Huggins realized that the treatment he had developed could extend a man’s life, but that it wasn’t a cure. The tumor could still get hormones to fuel its growth from the adrenal glands, which sit on top of the kidneys. (More recently, researchers have learned that tumors can also make their own hormones.) But time and again, other therapies for treating patients with advanced metastatic prostate cancer proved unsuccessful. It wasn’t until 2004 that Taxotere (docetaxel), which had been approved by the U.S. Food and Drug Administration (FDA) to treat other types of cancer, was approved for treating patients with advanced metastatic prostate cancer that no longer responded to hormone therapy. It was a step forward, but a small one: Even with that treatment few patients survived more than one or two years. The next significant advance came in 2010, when the chemotherapy drug Jevtana (cabazitaxel) was approved for use after tumors stopped responding to Taxotere.

Scientists have also begun to identify new ways to keep androgen from getting to the cancer cells. “Over the last few years, we’ve rediscovered the simple fact that the androgen receptor”—a protein testosterone binds to, triggering cancer cell growth—“is still the most important target in prostate cancer,” says Stadler. This renewed focus has resulted in two important new hormone-blocking prostate cancer treatments in the past three years: Zytiga (abiraterone acetate), which blocks androgen production in the testes, the adrenal glands and tumor cells, and Xtandi (enzalutamide), which blocks the androgen receptors. Studies are now underway testing the effectiveness of these drugs in combination with other treatments.

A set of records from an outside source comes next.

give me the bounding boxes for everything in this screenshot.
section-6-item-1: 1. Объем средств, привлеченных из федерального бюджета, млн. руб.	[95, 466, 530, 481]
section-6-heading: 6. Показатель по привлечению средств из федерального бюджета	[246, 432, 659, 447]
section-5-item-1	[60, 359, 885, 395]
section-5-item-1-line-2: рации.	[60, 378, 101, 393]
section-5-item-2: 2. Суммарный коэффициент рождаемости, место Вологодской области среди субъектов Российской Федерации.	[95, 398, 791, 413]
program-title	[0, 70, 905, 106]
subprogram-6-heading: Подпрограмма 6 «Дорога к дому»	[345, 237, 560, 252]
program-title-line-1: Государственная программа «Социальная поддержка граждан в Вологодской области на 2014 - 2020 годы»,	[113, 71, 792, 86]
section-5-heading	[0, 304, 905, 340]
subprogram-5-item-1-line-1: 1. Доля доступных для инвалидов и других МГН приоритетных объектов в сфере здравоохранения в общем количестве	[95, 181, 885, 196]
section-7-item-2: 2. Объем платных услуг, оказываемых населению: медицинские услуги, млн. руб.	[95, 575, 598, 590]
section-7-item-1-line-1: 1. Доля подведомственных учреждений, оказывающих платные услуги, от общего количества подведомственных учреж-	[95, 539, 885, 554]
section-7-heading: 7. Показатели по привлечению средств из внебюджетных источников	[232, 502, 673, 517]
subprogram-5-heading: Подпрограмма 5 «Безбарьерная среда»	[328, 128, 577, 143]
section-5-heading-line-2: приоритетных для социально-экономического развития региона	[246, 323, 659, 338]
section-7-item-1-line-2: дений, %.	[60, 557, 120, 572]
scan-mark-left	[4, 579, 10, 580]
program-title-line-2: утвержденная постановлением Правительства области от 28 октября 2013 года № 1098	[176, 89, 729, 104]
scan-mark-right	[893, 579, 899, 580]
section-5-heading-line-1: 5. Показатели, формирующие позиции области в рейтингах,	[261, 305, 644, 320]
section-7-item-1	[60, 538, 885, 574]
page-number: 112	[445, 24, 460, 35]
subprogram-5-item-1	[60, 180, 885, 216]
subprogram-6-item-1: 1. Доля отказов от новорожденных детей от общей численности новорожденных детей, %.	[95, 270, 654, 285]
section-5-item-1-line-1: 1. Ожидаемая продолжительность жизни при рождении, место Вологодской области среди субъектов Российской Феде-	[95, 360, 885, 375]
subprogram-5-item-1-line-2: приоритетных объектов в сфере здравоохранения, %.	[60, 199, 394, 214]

Another new option is the cancer vaccine Provenge (sipuleucel-T)—a therapy that trains the patient’s immune cells to attack the cancer cells. It is currently approved only for patients who have metastatic disease that is no longer responsive to hormone therapy and who have few or no symptoms.

In yet another advance, in May 2013, the FDA approved Xofigo (radium Ra 223 dichloride) for treating prostate cancer that has spread to the bones. The drug is injected into a vein and taken up almost exclusively by cancerous bone cells, where a type of radiation called alpha particles kills the cells. It received FDA approval after interim results from a phase III trial, later published in the New England Journal of Medicine, revealed that Xofigo had significantly improved overall survival by three months compared with a placebo.

Like Xofigo, all of the newer drugs have been found to extend life by on average a few months. But, says Stadler, this figure can be misleading. “There [will be people who respond] who may do quite well for much longer, as well as those who don’t respond at all,” he says.​ 

The immediate aim is for researchers to learn the best way to take advantage of these new therapies. “The challenge now,” says Scher, “is figuring out how to use them most effectively” by looking for biological markers that indicate which tumors will respond to which drug. Also necessary, he adds, is determining if these new therapies are more effective—alone or in combination—when given to patients with less-advanced tumors.

It’s easy to imagine that Huggins, who died in 1997, would have felt gratified by the explosion of research in the field. As he was fond of telling colleagues: “Don’t write books. Don’t teach hundreds of students. Discovery is our business. Make damn good discoveries.”​

Jocelyn Selim, a freelance science and health writer, is also a small-animal veterinarian practicing in Baton Rouge, La.